I heard him speak at the composition conference we went to in Santa Barbara. He gave an uninspired and rambling speech. Later in the afternoon, I asked a woman if the coffee was still hot. He was three feet away and said, "It doesn't matter if the coffee is hot. We have coffee. That is all that matters. You should be happy that there is still coffee." I disagree so much on this point that it caused me to lose respect for the man. He didn't realize how seriously I take the temperature of coffee and how seriously I take coffee in general. So when I read his article I turned up my nose a bit because I have serious reservations about anyone who would make a statement like that, regardless of the Ph.D. in Physics and English. He can't be that smart if he would say something like that.
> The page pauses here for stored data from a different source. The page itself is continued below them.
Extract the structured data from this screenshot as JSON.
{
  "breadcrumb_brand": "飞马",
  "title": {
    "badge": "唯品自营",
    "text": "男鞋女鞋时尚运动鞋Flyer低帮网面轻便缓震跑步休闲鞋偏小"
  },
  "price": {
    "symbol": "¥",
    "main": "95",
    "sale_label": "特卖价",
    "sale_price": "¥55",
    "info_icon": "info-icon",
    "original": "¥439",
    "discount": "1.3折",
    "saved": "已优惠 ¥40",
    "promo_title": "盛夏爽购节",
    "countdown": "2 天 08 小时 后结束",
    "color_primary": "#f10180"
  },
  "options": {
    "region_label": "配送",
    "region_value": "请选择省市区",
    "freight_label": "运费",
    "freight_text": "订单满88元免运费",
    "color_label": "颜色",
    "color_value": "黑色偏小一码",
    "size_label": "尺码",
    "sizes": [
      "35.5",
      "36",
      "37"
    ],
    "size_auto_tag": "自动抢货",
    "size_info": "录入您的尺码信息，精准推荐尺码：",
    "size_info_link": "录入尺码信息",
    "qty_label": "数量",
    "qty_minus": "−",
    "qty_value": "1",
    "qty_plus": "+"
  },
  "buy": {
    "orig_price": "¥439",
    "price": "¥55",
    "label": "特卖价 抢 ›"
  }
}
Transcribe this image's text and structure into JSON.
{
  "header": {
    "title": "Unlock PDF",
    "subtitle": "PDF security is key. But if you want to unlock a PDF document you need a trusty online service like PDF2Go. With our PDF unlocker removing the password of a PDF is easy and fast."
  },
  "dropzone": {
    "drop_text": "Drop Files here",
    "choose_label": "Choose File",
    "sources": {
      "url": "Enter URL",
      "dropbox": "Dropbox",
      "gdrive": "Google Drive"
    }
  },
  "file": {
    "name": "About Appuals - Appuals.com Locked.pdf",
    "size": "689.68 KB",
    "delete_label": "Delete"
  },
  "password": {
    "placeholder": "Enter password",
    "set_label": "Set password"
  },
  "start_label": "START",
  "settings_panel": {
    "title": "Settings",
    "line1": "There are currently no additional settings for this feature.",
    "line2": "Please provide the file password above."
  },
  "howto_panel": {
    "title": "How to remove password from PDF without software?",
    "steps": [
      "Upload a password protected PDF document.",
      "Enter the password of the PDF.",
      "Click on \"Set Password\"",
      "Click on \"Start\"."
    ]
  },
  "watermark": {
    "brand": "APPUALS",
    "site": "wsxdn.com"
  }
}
But I read the article. I do agree with him that we need to teach students how to respond and argue with the text. He and Kantz both had some good things to say. There is also a chapter in Allyn and Bacon that outlines questions for analyzing and critiquing sources that would be very handy. They ask great questions. It's funny that I'm reading these chapters right now because I have been struggling to get the students to really questions their sources. I think this dialectic needs to be modeled by the teacher.
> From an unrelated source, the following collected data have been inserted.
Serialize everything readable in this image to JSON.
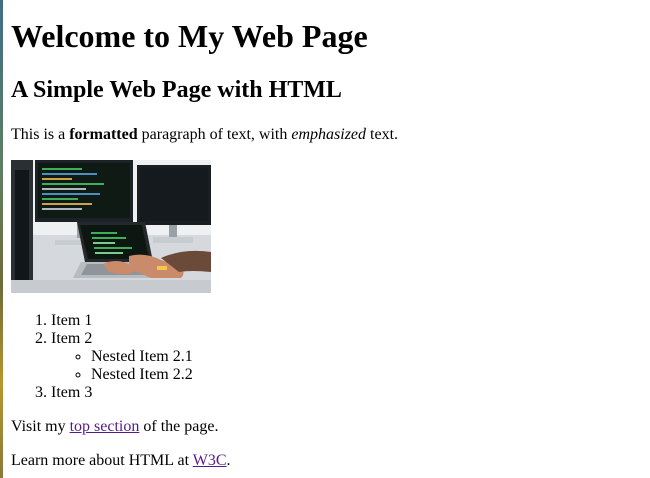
{
  "heading": "Welcome to My Web Page",
  "subheading": "A Simple Web Page with HTML",
  "intro": {
    "before": "This is a ",
    "bold": "formatted",
    "middle": " paragraph of text, with ",
    "italic": "emphasized",
    "after": " text."
  },
  "list": {
    "item1": "Item 1",
    "item2": "Item 2",
    "nested": [
      "Nested Item 2.1",
      "Nested Item 2.2"
    ],
    "item3": "Item 3"
  },
  "visit": {
    "before": "Visit my ",
    "link": "top section",
    "after": " of the page."
  },
  "learn": {
    "before": "Learn more about HTML at ",
    "link": "W3C",
    "after": "."
  },
  "colors": {
    "visited_link": "#551a8b",
    "text": "#000000",
    "background": "#ffffff"
  }
}
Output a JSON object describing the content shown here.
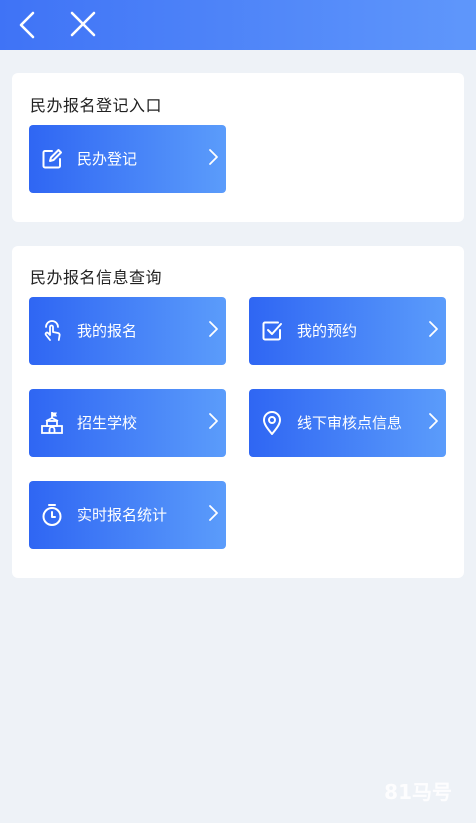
{
  "nav": {
    "back_icon": "chevron-left-icon",
    "close_icon": "close-icon"
  },
  "section_register": {
    "title": "民办报名登记入口",
    "tiles": [
      {
        "label": "民办登记",
        "icon": "edit-icon"
      }
    ]
  },
  "section_query": {
    "title": "民办报名信息查询",
    "tiles": [
      {
        "label": "我的报名",
        "icon": "tap-hand-icon"
      },
      {
        "label": "我的预约",
        "icon": "checkbox-icon"
      },
      {
        "label": "招生学校",
        "icon": "school-icon"
      },
      {
        "label": "线下审核点信息",
        "icon": "location-pin-icon"
      },
      {
        "label": "实时报名统计",
        "icon": "stopwatch-icon"
      }
    ]
  },
  "watermark": "81马号",
  "colors": {
    "accent_start": "#2f66f3",
    "accent_end": "#5b9cfb",
    "background": "#eef2f7"
  }
}
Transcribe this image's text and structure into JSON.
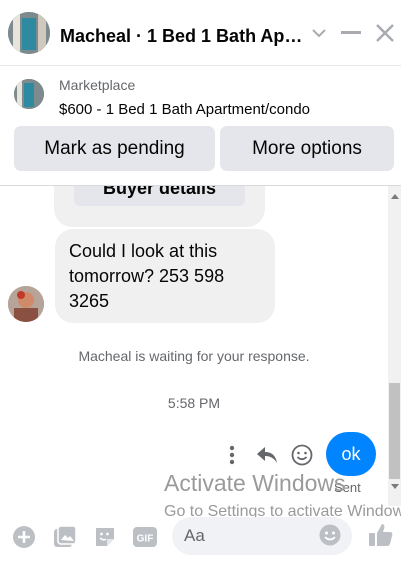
{
  "header": {
    "title": "Macheal · 1 Bed 1 Bath Apa...",
    "icons": [
      "chevron-down-icon",
      "minimize-icon",
      "close-icon"
    ]
  },
  "listing": {
    "label": "Marketplace",
    "title": "$600 - 1 Bed 1 Bath Apartment/condo",
    "buttons": {
      "pending": "Mark as pending",
      "more": "More options"
    }
  },
  "chat": {
    "buyer_details": "Buyer details",
    "message": "Could I look at this tomorrow? 253 598 3265",
    "status": "Macheal is waiting for your response.",
    "time": "5:58 PM",
    "outgoing": "ok",
    "sent_label": "Sent",
    "colors": {
      "outgoing_bubble": "#0084ff",
      "incoming_bubble": "#f0f0f0"
    }
  },
  "watermark": {
    "line1": "Activate Windows",
    "line2": "Go to Settings to activate Windows."
  },
  "composer": {
    "placeholder": "Aa",
    "icons": [
      "add-icon",
      "photo-icon",
      "sticker-icon",
      "gif-icon",
      "emoji-icon",
      "like-icon"
    ],
    "gif_label": "GIF"
  }
}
Here's an idea: Pass out the A&B questions on critiquing and analyzing sources. Have each student bring in a source--enough copies for each person in the class. If you don't want to have them make copies, you could have them write a section of the source on the board for everyone to see. The teacher can then interrogate the text. The teacher may also need to interrogate the student a little bit.
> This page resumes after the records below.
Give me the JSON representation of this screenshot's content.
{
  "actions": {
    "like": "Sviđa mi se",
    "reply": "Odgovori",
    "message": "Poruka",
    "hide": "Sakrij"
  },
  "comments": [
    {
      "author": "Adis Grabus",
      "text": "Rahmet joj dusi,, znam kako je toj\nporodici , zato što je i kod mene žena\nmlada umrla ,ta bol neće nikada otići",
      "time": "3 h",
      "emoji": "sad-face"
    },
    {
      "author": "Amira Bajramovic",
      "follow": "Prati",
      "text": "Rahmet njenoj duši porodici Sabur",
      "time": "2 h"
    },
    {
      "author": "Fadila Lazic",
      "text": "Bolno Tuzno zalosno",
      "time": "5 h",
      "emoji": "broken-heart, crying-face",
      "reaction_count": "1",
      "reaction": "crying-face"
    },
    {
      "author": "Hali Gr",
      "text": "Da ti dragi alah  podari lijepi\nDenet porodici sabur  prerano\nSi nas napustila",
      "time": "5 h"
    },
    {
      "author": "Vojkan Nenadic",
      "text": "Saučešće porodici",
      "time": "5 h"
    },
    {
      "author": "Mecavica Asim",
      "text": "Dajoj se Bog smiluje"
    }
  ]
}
These articles made me think about a student who I talked to in class today. I was asking her to argue with a source. She said, "Well, it's really hard because it is all facts." I started questioning her about the rhetorical purpose. Although the source seems to be purely facts, I asked her the author's purpose behind writing about this. Kantz writes, "Like many people, Shirley believes that you can either agree or disagree with issues and opinions, but you can only accept the so-called facts. She believes that facts are what you learn from textbooks, opinions are what you have about clothes, and arguments are what you have with your mother . . . ." I think I am teaching them that critical eye. Now, teaching this thinking and modeling this thinking is very hard to do. This can be frustrating. You may find in your classes that few students have been asked to believe and doubt the text or as A&B says go with the grain and against the grain.